Assistindo ao pornô no Oriente Médio

Por Diogo Bercito
A atriz pornô libanesa Mia Khalifa (à dir.), em cena de filme. Crédito Reprodução
A atriz pornô libanesa Mia Khalifa (à dir.), em cena de filme. Crédito Reprodução

Governos e setores tradicionais em países islâmicos são contrários ao conteúdo erótico. Na Turquia, por exemplo, os sites pornográficos estão bloqueados. Na Arábia Saudita, contas de Twitter relacionadas à divulgação de imagens sexuais foram invadidas e desativadas.

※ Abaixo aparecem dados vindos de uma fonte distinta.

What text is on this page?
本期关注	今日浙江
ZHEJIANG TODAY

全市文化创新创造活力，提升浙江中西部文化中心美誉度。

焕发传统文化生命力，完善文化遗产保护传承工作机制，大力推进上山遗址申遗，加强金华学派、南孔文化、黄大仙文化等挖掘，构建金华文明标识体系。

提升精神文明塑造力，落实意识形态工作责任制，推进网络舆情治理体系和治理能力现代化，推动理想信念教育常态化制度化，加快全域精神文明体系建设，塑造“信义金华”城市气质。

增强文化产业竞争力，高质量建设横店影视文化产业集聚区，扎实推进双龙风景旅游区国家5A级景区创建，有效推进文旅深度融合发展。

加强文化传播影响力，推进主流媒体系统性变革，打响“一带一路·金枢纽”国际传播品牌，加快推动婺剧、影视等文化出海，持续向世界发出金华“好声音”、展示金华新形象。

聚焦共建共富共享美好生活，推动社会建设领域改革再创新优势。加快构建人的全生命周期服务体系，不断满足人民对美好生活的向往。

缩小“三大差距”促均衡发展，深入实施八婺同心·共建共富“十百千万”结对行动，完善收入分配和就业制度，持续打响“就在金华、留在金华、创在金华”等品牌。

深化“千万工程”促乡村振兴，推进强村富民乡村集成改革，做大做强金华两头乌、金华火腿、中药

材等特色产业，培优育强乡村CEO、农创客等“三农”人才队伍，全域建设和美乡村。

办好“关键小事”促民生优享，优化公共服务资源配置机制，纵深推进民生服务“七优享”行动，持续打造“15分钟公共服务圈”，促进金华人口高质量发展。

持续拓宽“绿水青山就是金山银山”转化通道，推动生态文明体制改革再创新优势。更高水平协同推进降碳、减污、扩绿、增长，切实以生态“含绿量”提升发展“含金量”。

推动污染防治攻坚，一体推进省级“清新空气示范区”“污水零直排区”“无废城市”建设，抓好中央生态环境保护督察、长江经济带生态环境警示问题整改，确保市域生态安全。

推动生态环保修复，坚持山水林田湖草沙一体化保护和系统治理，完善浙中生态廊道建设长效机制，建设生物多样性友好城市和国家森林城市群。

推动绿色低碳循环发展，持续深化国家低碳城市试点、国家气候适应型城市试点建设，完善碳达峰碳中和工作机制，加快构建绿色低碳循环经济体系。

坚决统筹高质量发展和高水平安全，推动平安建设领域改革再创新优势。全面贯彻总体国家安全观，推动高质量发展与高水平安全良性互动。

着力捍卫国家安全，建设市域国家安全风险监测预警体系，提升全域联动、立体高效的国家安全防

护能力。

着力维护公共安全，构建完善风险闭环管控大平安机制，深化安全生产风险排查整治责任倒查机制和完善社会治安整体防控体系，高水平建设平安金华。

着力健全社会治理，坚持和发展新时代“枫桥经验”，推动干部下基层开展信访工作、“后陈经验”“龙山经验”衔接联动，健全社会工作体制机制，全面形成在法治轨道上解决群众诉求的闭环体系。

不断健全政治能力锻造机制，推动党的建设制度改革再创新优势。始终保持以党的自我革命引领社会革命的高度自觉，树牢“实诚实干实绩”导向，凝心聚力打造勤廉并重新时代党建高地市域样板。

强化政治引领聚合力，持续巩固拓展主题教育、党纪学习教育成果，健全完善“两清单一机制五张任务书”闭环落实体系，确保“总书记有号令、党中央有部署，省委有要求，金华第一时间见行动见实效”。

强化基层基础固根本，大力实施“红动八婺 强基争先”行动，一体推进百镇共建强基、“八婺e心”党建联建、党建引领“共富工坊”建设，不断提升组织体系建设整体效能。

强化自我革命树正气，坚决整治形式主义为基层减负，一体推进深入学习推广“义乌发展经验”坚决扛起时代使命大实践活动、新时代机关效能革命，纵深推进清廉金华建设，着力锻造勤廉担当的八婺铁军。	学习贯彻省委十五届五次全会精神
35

Descobri, recentemente, um blog islâmico que ensina a “purificar sua visão” e afastar-se de comportamentos sexuais considerados inadequados.

Mas, apesar das proibições dos governos e das amarras do convívio social, o pornô também espalha seus tentáculos por entre os países da região. Uma pesquisa divulgada pelo Google em janeiro mostra que, dos oito países que mais buscam pornografia na internet, seis são muçulmanos. O Paquistão lidera a lista, seguido de Egito (2º lugar), Irã (4º), Marrocos (5º), Arábia Saudita (7º) e Turquia (8º).

Não sei se a notícia deveria ou não surpreender. Mas ela foi tema de uma reportagem recente no site de entretenimento “Salon” com o título “Por que o pornô está explodindo no Oriente Médio?”. Mas por que não? A atriz pornô libanesa Mia Khalifa, 21, foi recentemente eleita a predileta do site PornHub. Em um de seus vídeos, ela tem relações sexuais enquanto veste o véu islâmico.

O mapa das buscas em sites pornô dividido por regiões mostra que, no Líbano, “Mia Khalifa” é o segundo termo mais procurado (depois de “árabe”). Libaneses querem ver, também, “Egito”, “mãe”, e “Síria”. Na Síria, “Mia Khalifa” aparece na oitava posição –o campeão é ali, também, “árabe”. O Iraque, por sua vez, procura vídeos com seus próprios cidadãos, com libaneses, sírios e egípcios.

Quem tiver interesse no tema pode buscar mais informações no livro “Behind the Veil of Vice: The Business and Culture of Sex in the Middle East” (John Bradley).